Shah, the editor of Kashmir Walla, was arrested on February 4 for sharing "anti-national content" on social media. The letter urged Sinha to also withdraw "all police investigations launched into his journalistic work".
The letter was signed by groups including the Ambedkar King Study Circle, Committee to Protect Journalists, Digipub News India Foundation, Free Speech Collective, Himal Southasian, International Press Institute, Jacobin, PEN America, Press Club of India, and Reporters Without Borders.
The letter said: "We also urge you to arrange the immediate release of other detained Kashmiri journalists– Sajad Gul, Aasif Sultan, and Manan Gulzar Dar – all of whom, like Shah, have been jailed under anti-terror or preventative detention laws in apparent retaliation for their work."
The letter noted that since the abrogation of Article 370 in the erstwhile state, "press freedom and rights groups have documented numerous incidents of detentions and threats to journalists in the region".
The release of journalists would, it said, "prevent further criminalisation of the profession in Jammu and Kashmir". It noted that Shah's "reporting on events in Jammu and Kashmir is a public service, not a crime, and should be protected under Indian law".
Shah had been summoned by the police, and then arrested.
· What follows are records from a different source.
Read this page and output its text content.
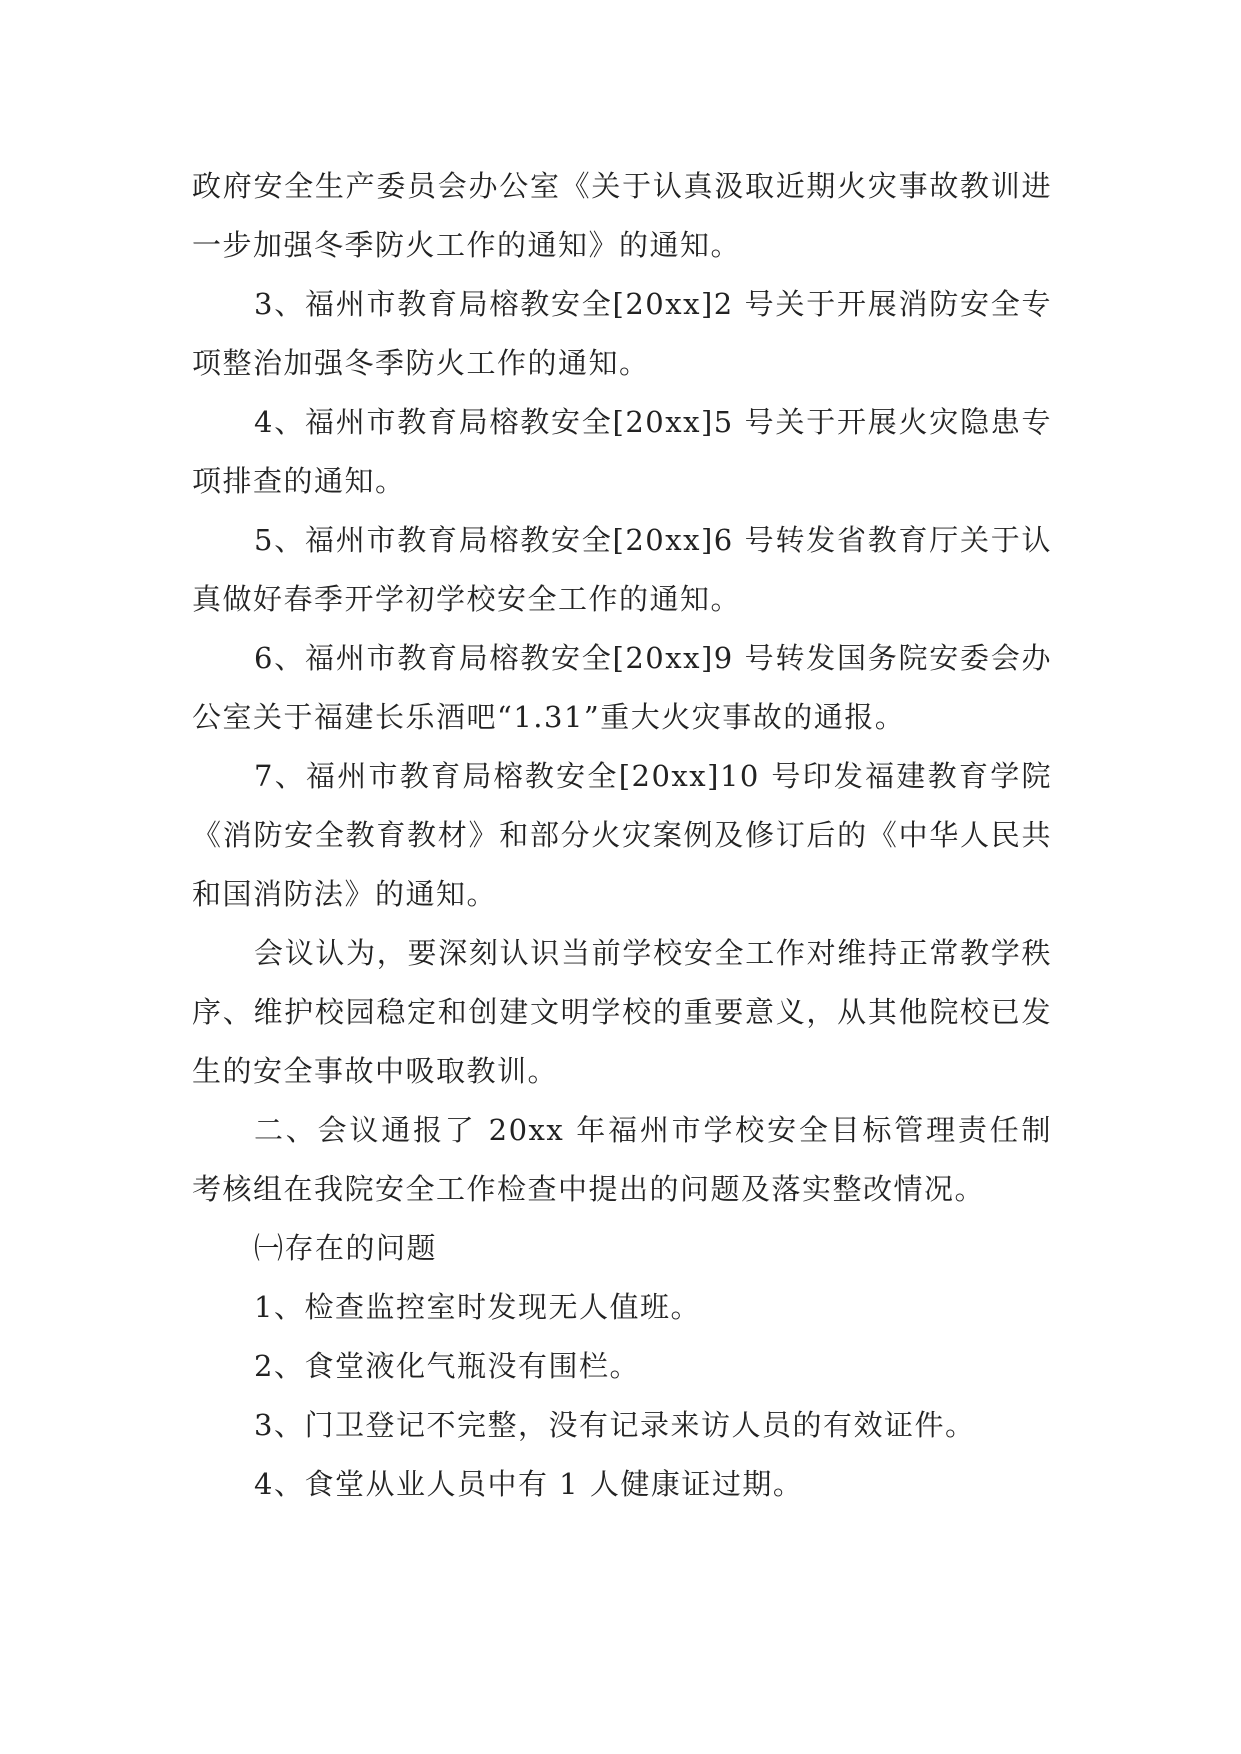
政府安全生产委员会办公室《关于认真汲取近期火灾事故教训进一步加强冬季防火工作的通知》的通知。

3、福州市教育局榕教安全[20xx]2 号关于开展消防安全专项整治加强冬季防火工作的通知。

4、福州市教育局榕教安全[20xx]5 号关于开展火灾隐患专项排查的通知。

5、福州市教育局榕教安全[20xx]6 号转发省教育厅关于认真做好春季开学初学校安全工作的通知。

6、福州市教育局榕教安全[20xx]9 号转发国务院安委会办公室关于福建长乐酒吧“1.31”重大火灾事故的通报。

7、福州市教育局榕教安全[20xx]10 号印发福建教育学院《消防安全教育教材》和部分火灾案例及修订后的《中华人民共和国消防法》的通知。

会议认为，要深刻认识当前学校安全工作对维持正常教学秩序、维护校园稳定和创建文明学校的重要意义，从其他院校已发生的安全事故中吸取教训。

二、会议通报了 20xx 年福州市学校安全目标管理责任制考核组在我院安全工作检查中提出的问题及落实整改情况。

㈠存在的问题

1、检查监控室时发现无人值班。

2、食堂液化气瓶没有围栏。

3、门卫登记不完整，没有记录来访人员的有效证件。

4、食堂从业人员中有 1 人健康证过期。
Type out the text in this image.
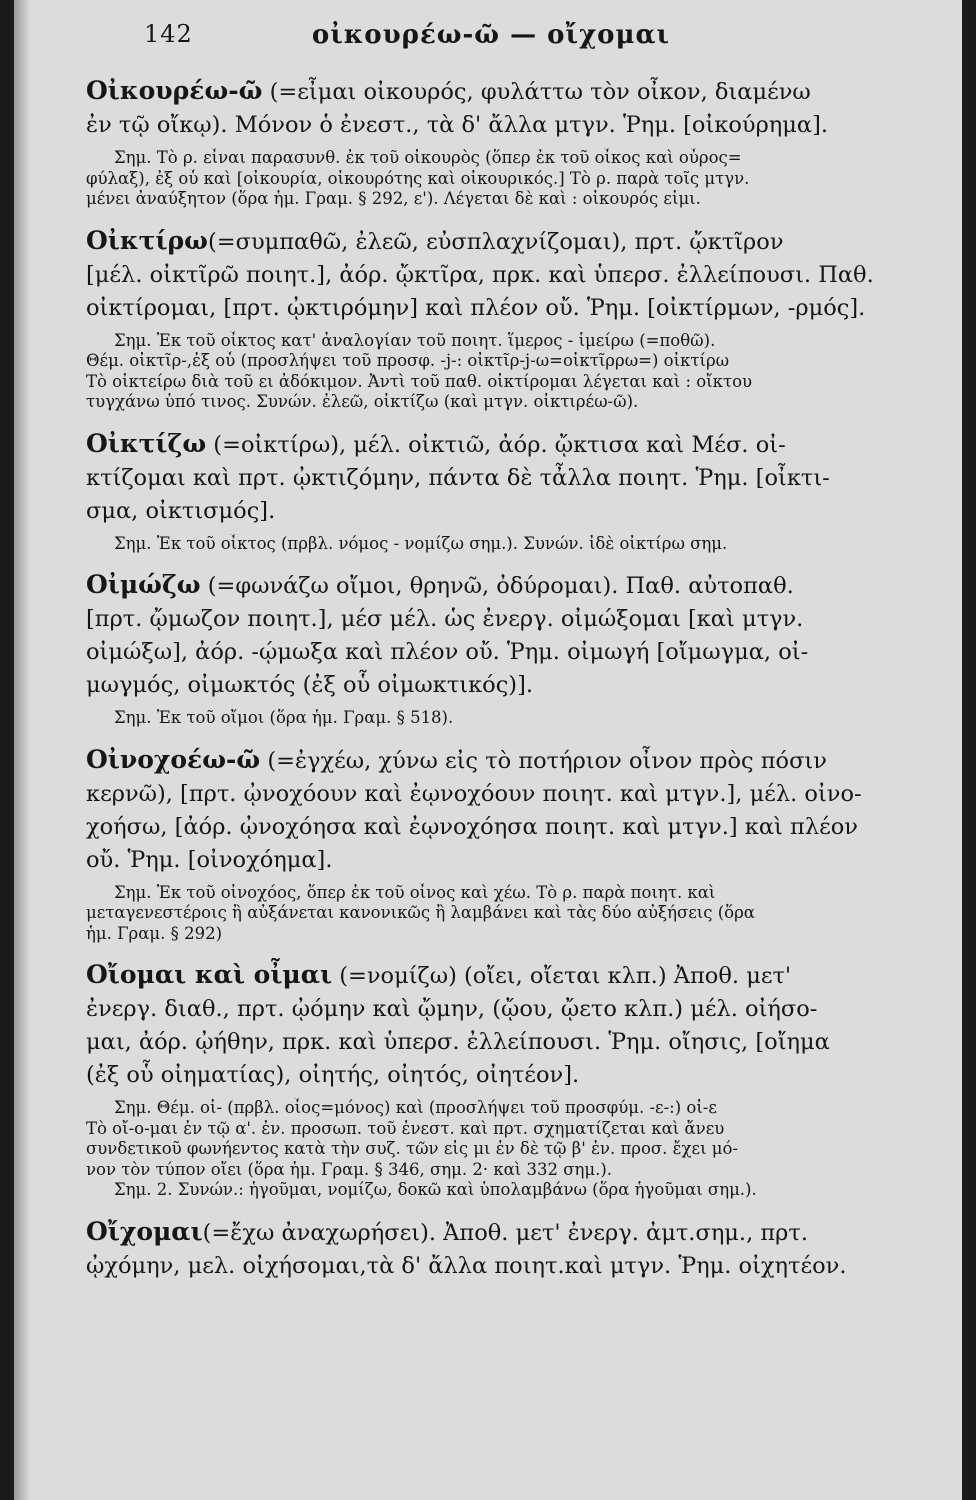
142	οἰκουρέω-ῶ — οἴχομαι
Οἰκουρέω-ῶ (=εἶμαι οἰκουρός, φυλάττω τὸν οἶκον, διαμένω
ἐν τῷ οἴκῳ). Μόνον ὁ ἐνεστ., τὰ δ' ἄλλα μτγν. Ῥημ. [οἰκούρημα].
Σημ. Τὸ ρ. εἶναι παρασυνθ. ἐκ τοῦ οἰκουρὸς (ὅπερ ἐκ τοῦ οἶκος καὶ οὖρος=
φύλαξ), ἐξ οὗ καὶ [οἰκουρία, οἰκουρότης καὶ οἰκουρικός.] Τὸ ρ. παρὰ τοῖς μτγν.
μένει ἀναύξητον (ὅρα ἡμ. Γραμ. § 292, ε'). Λέγεται δὲ καὶ : οἰκουρός εἰμι.
Οἰκτίρω(=συμπαθῶ, ἐλεῶ, εὐσπλαχνίζομαι), πρτ. ᾤκτῖρον
[μέλ. οἰκτῖρῶ ποιητ.], ἀόρ. ᾤκτῖρα, πρκ. καὶ ὑπερσ. ἐλλείπουσι. Παθ.
οἰκτίρομαι, [πρτ. ᾠκτιρόμην] καὶ πλέον οὔ. Ῥημ. [οἰκτίρμων, -ρμός].
Σημ. Ἐκ τοῦ οἶκτος κατ' ἀναλογίαν τοῦ ποιητ. ἵμερος - ἱμείρω (=ποθῶ).
Θέμ. οἰκτῖρ-,ἐξ οὗ (προσλήψει τοῦ προσφ. -j-: οἰκτῖρ-j-ω=οἰκτῖρρω=) οἰκτίρω
Τὸ οἰκτείρω διὰ τοῦ ει ἀδόκιμον. Ἀντὶ τοῦ παθ. οἰκτίρομαι λέγεται καὶ : οἴκτου
τυγχάνω ὑπό τινος. Συνών. ἐλεῶ, οἰκτίζω (καὶ μτγν. οἰκτιρέω-ῶ).
Οἰκτίζω (=οἰκτίρω), μέλ. οἰκτιῶ, ἀόρ. ᾤκτισα καὶ Μέσ. οἰ-
κτίζομαι καὶ πρτ. ᾠκτιζόμην, πάντα δὲ τἆλλα ποιητ. Ῥημ. [οἶκτι-
σμα, οἰκτισμός].
Σημ. Ἐκ τοῦ οἶκτος (πρβλ. νόμος - νομίζω σημ.). Συνών. ἰδὲ οἰκτίρω σημ.
Οἰμώζω (=φωνάζω οἴμοι, θρηνῶ, ὀδύρομαι). Παθ. αὐτοπαθ.
[πρτ. ᾤμωζον ποιητ.], μέσ μέλ. ὡς ἐνεργ. οἰμώξομαι [καὶ μτγν.
οἰμώξω], ἀόρ. -ῴμωξα καὶ πλέον οὔ. Ῥημ. οἰμωγή [οἴμωγμα, οἰ-
μωγμός, οἰμωκτός (ἐξ οὗ οἰμωκτικός)].
Σημ. Ἐκ τοῦ οἴμοι (ὅρα ἡμ. Γραμ. § 518).
Οἰνοχοέω-ῶ (=ἐγχέω, χύνω εἰς τὸ ποτήριον οἶνον πρὸς πόσιν
κερνῶ), [πρτ. ᾠνοχόουν καὶ ἐῳνοχόουν ποιητ. καὶ μτγν.], μέλ. οἰνο-
χοήσω, [ἀόρ. ᾠνοχόησα καὶ ἐῳνοχόησα ποιητ. καὶ μτγν.] καὶ πλέον
οὔ. Ῥημ. [οἰνοχόημα].
Σημ. Ἐκ τοῦ οἰνοχόος, ὅπερ ἐκ τοῦ οἶνος καὶ χέω. Τὸ ρ. παρὰ ποιητ. καὶ
μεταγενεστέροις ἢ αὐξάνεται κανονικῶς ἢ λαμβάνει καὶ τὰς δύο αὐξήσεις (ὅρα
ἡμ. Γραμ. § 292)
Οἴομαι καὶ οἶμαι (=νομίζω) (οἴει, οἴεται κλπ.) Ἀποθ. μετ'
ἐνεργ. διαθ., πρτ. ᾠόμην καὶ ᾤμην, (ᾤου, ᾤετο κλπ.) μέλ. οἰήσο-
μαι, ἀόρ. ᾠήθην, πρκ. καὶ ὑπερσ. ἐλλείπουσι. Ῥημ. οἴησις, [οἴημα
(ἐξ οὗ οἰηματίας), οἰητής, οἰητός, οἰητέον].
Σημ. Θέμ. οἰ- (πρβλ. οἶος=μόνος) καὶ (προσλήψει τοῦ προσφύμ. -ε-:) οἰ-ε
Τὸ οἴ-ο-μαι ἐν τῷ α'. ἐν. προσωπ. τοῦ ἐνεστ. καὶ πρτ. σχηματίζεται καὶ ἄνευ
συνδετικοῦ φωνήεντος κατὰ τὴν συζ. τῶν εἰς μι ἐν δὲ τῷ β' ἐν. προσ. ἔχει μό-
νον τὸν τύπον οἴει (ὅρα ἡμ. Γραμ. § 346, σημ. 2· καὶ 332 σημ.).
Σημ. 2. Συνών.: ἡγοῦμαι, νομίζω, δοκῶ καὶ ὑπολαμβάνω (ὅρα ἡγοῦμαι σημ.).
Οἴχομαι(=ἔχω ἀναχωρήσει). Ἀποθ. μετ' ἐνεργ. ἀμτ.σημ., πρτ.
ᾠχόμην, μελ. οἰχήσομαι,τὰ δ' ἄλλα ποιητ.καὶ μτγν. Ῥημ. οἰχητέον.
The "content" in question that he had posted on social media was allegedly a Pulwama-based family’s claims that their son, who was killed in an encounter last week, was innocent. Shah had been summoned by the police earlier this week after his portal filed a report on the family's version.
According to the Tribune, the police said the posts were "tantamount to glorifying the terrorist activities and causing dent to the image of law enforcing agencies besides causing ill-will and disaffection against the country".